I agree that using SSH has an advantage in the sense that we can use a universally available port. If we can find an elegant way to avoid the race condition this approach might be preferable. Perhaps a file-based database (SQLite) would do.
This discussion sounds a lot like reinventing the wheel. Maybe ROS is not a good choice, but there are many more middlewares out there. There are two problems that need to be solved:
I believe these are orthogonal problems. We can build a coordination protocol on top of an existing middleware. For instance SOME/IP could fit our requirements (This is the middleware that was used in my AUTOSAR work). We could simply generate a SOME/IP configuration from the LF program and configure the SOME/IP daemons on each host accordingly. I don't see value in creating a daemon of our own, unless that daemon solves both problems at once and performs better than a coordination layer on top of the middleware.
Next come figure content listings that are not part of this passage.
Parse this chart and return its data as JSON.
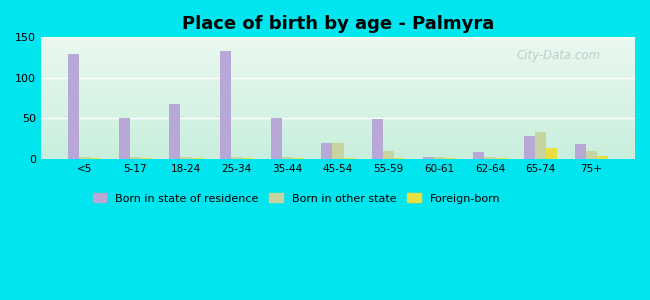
{
  "title": "Place of birth by age - Palmyra",
  "categories": [
    "<5",
    "5-17",
    "18-24",
    "25-34",
    "35-44",
    "45-54",
    "55-59",
    "60-61",
    "62-64",
    "65-74",
    "75+"
  ],
  "born_in_state": [
    130,
    50,
    68,
    133,
    50,
    20,
    49,
    2,
    8,
    28,
    18
  ],
  "born_in_other_state": [
    2,
    2,
    2,
    2,
    2,
    20,
    10,
    2,
    2,
    33,
    10
  ],
  "foreign_born": [
    1,
    1,
    1,
    1,
    1,
    1,
    1,
    1,
    1,
    13,
    4
  ],
  "ylim": [
    0,
    150
  ],
  "yticks": [
    0,
    50,
    100,
    150
  ],
  "color_state": "#b8a8d8",
  "color_other": "#c8d4a0",
  "color_foreign": "#e8e040",
  "bg_color_outer": "#00e5ee",
  "bg_color_plot_top": "#eaf6ee",
  "bg_color_plot_bottom": "#cceedd",
  "legend_labels": [
    "Born in state of residence",
    "Born in other state",
    "Foreign-born"
  ],
  "bar_width": 0.22,
  "title_fontsize": 13,
  "watermark": "City-Data.com"
}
These two are not actually orthogonal. At least in the centralized coordination, the ordering of timestamped messages and their passage through the RTI is tied directly into the advancement of time for each federate. The code depends heavily on the assurance that a TCP/IP socket preserves ordering and ensures reliable delivery.
I'm certainly open to using some other middleware, as long as the following conditions are satisfied:
The new port allocation scheme addresses this issue. I have not seen failures related to this problem lately.
I just witnessed a nondeterministic result for the C test DistributedCount.lf. It failed in a Travis build for the pull request for my ProtoBuffTS branch, but then I restarted the build without changing anything and it passed.